If a Canadian user tries to visit a news outlet's official page on Instagram, they will draw a blank: the news outlet’s page will be empty, except for the profile picture and description. The news posts would not load at all.
However, there’s a way to get around this ban. When our Canadian reader used a VPN, a service which masks your real IP address and location, he was able to access the same news content without any issues. This suggests that Meta’s news block is fairly easy to circumvent. You just need to make it look like you are outside of Canada, either by using a VPN or by actually being in another country.
Meta’s own statement on how they plan to enforce the ban suggests that Canadian news outlets may still be physically able to post content on its platforms. The catch is that only people outside Canada will be able to see it (plus those who connect to a foreign VPN server before going on Facebook or Instagram).

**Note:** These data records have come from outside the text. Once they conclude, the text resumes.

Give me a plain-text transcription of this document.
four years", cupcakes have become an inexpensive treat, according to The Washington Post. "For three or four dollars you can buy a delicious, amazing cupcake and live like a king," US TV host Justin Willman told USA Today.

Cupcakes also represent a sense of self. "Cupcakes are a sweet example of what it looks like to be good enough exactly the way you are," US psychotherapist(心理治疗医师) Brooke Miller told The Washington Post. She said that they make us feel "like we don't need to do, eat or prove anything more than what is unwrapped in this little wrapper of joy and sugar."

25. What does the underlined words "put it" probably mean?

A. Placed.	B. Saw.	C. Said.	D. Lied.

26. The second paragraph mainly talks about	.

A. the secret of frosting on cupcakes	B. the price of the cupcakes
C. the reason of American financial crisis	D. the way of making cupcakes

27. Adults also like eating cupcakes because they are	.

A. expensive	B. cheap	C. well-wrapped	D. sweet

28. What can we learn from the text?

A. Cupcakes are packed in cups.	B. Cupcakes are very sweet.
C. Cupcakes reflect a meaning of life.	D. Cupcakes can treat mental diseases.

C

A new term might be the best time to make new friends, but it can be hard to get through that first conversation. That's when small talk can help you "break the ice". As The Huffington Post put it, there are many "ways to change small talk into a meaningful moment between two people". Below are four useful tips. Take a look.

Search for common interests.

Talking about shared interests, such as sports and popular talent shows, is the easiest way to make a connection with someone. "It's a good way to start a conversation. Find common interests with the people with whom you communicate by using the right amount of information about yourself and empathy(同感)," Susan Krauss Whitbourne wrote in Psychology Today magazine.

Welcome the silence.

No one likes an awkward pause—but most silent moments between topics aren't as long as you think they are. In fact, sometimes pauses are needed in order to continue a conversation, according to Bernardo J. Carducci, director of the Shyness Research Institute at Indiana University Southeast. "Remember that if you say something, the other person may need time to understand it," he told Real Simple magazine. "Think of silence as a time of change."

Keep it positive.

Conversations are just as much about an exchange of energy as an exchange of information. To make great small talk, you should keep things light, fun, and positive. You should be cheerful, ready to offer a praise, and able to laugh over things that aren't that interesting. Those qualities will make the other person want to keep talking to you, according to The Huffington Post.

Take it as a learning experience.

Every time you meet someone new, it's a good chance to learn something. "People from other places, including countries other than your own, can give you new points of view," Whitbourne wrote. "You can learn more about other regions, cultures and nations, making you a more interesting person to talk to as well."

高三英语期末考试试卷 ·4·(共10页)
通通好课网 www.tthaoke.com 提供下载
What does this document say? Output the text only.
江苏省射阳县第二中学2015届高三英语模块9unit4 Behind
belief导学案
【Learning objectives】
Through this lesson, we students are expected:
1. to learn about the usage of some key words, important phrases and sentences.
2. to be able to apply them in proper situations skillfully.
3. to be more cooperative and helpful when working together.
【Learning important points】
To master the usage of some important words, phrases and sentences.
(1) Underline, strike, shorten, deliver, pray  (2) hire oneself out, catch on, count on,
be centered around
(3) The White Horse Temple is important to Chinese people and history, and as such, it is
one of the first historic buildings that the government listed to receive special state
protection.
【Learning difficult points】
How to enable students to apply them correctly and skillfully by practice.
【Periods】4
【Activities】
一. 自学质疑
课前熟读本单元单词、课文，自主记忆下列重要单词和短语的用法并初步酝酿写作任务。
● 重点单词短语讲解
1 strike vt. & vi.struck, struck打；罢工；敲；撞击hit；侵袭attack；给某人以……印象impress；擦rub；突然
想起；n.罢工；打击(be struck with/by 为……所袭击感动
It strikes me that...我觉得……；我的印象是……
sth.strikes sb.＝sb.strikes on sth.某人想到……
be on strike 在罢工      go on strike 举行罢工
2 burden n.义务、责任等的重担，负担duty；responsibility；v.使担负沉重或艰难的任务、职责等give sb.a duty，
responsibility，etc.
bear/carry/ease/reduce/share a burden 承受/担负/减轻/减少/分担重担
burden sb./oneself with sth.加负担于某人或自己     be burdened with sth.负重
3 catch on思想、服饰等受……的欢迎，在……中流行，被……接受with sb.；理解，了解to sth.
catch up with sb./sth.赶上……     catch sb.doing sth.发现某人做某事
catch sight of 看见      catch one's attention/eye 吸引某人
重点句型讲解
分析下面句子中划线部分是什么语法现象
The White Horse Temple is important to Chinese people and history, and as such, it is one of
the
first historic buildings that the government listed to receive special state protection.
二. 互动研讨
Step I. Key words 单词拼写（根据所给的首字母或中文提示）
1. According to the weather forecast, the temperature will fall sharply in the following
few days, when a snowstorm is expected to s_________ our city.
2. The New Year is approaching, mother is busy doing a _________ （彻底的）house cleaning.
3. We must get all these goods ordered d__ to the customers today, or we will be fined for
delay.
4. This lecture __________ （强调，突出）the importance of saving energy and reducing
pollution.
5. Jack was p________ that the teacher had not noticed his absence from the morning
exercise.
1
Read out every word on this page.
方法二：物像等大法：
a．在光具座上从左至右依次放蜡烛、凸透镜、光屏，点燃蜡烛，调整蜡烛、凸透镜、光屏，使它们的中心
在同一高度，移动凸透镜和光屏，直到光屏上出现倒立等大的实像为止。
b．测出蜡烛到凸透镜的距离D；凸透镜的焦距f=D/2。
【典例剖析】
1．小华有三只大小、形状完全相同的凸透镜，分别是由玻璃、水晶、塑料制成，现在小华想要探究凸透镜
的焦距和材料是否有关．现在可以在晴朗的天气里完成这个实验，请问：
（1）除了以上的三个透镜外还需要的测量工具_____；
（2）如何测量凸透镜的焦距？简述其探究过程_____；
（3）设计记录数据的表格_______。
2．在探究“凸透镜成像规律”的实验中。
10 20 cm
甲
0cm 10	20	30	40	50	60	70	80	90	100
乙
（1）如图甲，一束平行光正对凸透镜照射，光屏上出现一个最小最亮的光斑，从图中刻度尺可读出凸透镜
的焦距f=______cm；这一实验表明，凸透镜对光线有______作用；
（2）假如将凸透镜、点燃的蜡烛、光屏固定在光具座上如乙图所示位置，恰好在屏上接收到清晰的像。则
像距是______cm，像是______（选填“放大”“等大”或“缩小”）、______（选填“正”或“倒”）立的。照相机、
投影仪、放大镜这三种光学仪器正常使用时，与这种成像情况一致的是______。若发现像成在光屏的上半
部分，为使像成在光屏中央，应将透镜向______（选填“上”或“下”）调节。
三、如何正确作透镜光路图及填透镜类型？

As for people who are not in Canada, they won’t be affected by the Meta news block in any way. They can still see Canadian and international news on Meta platforms. The only thing they might miss is what Canadians that do not use a VPN are saying about those news.
Ways to sidestep the restrictions
All in all, there are several other ways to bypass the news ban in Canada. None of them is foolproof, and some may be more effective than others. Here are some of them:
- Screenshotting news: While Meta blocks links to Canadian news sources, screenshots of articles from the same news sources may slip through its algorithms. However, it cannot be ruled out that Meta could attempt to detect and delete screenshots using its image recognition technology if it really wants to.
- Tracking journalists' personal pages: There have been reports that some Canadian journalists working for news outlets have turned their personal pages into news sources. However, Meta may get wind of their rather simple replacement strategy and ban them as well.
- Using alternative platforms: If you prefer to get your news from social media rather than going directly to the website of the news outlet, then you might consider switching from Facebook and Instagram to their competitors, such as Twitter (X), TikTok, or Reddit.
- Go directly to the websites or apps of the news outlets: Perhaps the best and most obvious solution will be to visit the news sites you trust directly. This way you won’t have to depend on any intermediaries, such as search engines or social media.
- Using a VPN: You can use a VPN, such as AdGuard VPN, to access news on Instagram and Facebook as if from a different country, for example, the US or the UK. The added benefit to this method is that the VPN will also encrypt your traffic and protect it from being snooped on by your ISP.
It's sad to see that regular users in Canada are caught in the crosshairs of the war between the government, news publishers, and big tech companies. Especially unfortunate is the timing of this back-and-forth - it comes as devastating wildfires have ravaged Canada's western province of British Columbia and the Northwest Territories. People who normally rely on Facebook for emergency news updates may find it difficult to adjust to the new reality and turn to other sources of information.
Regardless of who is right and wrong in the Canada vs. Google and Meta dispute, we hope they find a way out of this impasse. After all, when people's lives are on the line, the last thing you want is for the big guns to be bickering over some laws. But again, it's not like users have always been the primary concern of the big tech companies. Rather it's been revenue or the threat of losing it, as in this case.